Dans le débat sur la perte des fleurons québécois, le gouvernement Couillard avait tôt fait de sortir ses chiffres pour démontrer que les entreprises d’ici étaient plus souvent prédatrices que proies, comme le faisait remarquer mon collègue Alec Castonguay.

Derrière les ventes des Cirque du Soleil, Rona et St-Hubert, on voit peu les acquisitions des Saputo, Couche-Tard ou Cominar. Et pour jouer ainsi dans les grandes ligues mondiales, les entreprises doivent d’abord faire leurs preuves à l’étranger.

La firme montréalaise de services en marketing Aimia a mené un sondage auprès de 348 entreprises canadiennes sur leur désir d’expansion hors frontières. Là-dessus, 123 l’envisagent, tandis que 119 y sont déjà. Celles qui lorgnent à l’international sont surtout des entreprises de services.

Quant aux 106 qui ne l’envisagent pas, ou bien elles n’y voient simplement aucun avantage, ou ne se sentent pas prêtes.

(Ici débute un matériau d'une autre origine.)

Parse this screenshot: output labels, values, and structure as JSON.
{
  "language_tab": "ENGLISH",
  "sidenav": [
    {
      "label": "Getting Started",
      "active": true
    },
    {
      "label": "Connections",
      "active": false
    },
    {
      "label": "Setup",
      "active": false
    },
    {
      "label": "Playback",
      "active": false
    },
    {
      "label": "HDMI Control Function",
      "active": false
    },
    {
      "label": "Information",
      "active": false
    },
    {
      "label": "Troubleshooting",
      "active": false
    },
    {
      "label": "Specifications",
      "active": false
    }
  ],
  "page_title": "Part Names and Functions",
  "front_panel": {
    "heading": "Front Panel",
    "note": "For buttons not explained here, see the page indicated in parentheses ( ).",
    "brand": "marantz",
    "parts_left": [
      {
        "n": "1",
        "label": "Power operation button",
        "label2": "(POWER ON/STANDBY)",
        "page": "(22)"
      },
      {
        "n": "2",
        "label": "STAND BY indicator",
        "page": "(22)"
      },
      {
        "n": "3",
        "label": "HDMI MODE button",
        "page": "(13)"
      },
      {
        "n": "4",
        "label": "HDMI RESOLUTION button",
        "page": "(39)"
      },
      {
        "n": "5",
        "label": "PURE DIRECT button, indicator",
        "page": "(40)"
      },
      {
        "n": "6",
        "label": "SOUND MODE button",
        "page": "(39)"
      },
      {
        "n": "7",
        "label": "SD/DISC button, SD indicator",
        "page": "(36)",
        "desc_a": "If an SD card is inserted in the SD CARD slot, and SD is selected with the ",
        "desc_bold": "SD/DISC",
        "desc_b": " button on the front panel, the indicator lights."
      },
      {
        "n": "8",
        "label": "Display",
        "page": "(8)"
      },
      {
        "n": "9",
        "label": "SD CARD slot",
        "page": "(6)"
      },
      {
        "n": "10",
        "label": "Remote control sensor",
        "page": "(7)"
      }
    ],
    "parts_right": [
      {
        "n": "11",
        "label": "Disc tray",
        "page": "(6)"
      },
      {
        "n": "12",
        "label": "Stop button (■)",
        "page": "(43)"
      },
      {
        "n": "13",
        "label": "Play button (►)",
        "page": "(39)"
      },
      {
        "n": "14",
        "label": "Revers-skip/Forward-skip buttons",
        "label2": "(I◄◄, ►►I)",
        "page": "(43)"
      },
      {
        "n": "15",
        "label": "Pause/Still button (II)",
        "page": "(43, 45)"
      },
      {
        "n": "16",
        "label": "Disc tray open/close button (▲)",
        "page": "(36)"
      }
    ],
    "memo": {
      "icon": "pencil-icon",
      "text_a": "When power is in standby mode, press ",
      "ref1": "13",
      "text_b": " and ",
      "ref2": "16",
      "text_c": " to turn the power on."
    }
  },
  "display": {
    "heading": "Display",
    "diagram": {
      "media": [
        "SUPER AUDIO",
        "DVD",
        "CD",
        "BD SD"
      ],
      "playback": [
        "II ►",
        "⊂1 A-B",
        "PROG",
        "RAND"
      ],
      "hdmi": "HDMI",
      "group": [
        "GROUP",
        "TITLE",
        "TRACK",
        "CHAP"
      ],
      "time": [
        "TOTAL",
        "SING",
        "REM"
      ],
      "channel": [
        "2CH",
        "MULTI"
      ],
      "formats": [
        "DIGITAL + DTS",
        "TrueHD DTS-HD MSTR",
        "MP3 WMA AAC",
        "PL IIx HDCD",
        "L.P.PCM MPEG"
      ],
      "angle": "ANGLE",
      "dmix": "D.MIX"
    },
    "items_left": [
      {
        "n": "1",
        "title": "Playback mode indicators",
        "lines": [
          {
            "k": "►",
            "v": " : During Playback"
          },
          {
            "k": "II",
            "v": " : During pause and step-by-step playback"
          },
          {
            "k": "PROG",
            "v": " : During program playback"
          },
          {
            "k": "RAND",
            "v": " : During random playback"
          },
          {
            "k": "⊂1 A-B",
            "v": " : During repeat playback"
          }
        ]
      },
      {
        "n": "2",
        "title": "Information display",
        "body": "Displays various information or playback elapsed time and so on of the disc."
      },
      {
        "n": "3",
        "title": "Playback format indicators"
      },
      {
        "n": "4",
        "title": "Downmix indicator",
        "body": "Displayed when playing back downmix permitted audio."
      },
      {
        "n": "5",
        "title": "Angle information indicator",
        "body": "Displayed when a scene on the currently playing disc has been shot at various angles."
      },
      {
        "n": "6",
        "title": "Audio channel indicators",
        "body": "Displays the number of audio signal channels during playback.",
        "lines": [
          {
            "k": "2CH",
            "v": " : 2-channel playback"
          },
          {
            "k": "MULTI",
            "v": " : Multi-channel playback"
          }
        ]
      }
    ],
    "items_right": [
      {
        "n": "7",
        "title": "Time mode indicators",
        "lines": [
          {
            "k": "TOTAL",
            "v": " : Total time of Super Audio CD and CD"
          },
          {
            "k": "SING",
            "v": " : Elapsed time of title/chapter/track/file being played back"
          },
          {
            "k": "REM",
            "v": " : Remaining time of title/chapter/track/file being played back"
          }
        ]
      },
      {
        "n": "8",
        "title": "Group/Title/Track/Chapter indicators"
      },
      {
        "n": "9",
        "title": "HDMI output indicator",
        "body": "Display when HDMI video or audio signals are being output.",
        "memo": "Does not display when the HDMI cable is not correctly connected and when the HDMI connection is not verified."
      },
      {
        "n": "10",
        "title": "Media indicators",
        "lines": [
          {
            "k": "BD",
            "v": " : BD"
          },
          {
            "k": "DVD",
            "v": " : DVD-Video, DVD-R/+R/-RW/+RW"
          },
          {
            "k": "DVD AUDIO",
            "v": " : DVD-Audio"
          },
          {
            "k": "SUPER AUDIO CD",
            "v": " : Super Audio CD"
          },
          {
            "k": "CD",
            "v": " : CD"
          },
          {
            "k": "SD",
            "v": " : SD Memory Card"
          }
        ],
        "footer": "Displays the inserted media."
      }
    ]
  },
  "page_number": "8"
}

Mais l’étude arrive à un constat beaucoup plus étonnant: le quart des entreprises qui voudraient prendre de l’expansion à l’international ne sauraient pas où commencer. Les obstacles qu’elles identifient sont clairs:

-46 % n’ont pas les connaissances nécessaires pour repérer les marchés propices à l’expansion;

-63 % ne connaissent pas les démarches pour s’implanter à l’étranger;

-51 % ne savent même pas si leur entreprise est prête.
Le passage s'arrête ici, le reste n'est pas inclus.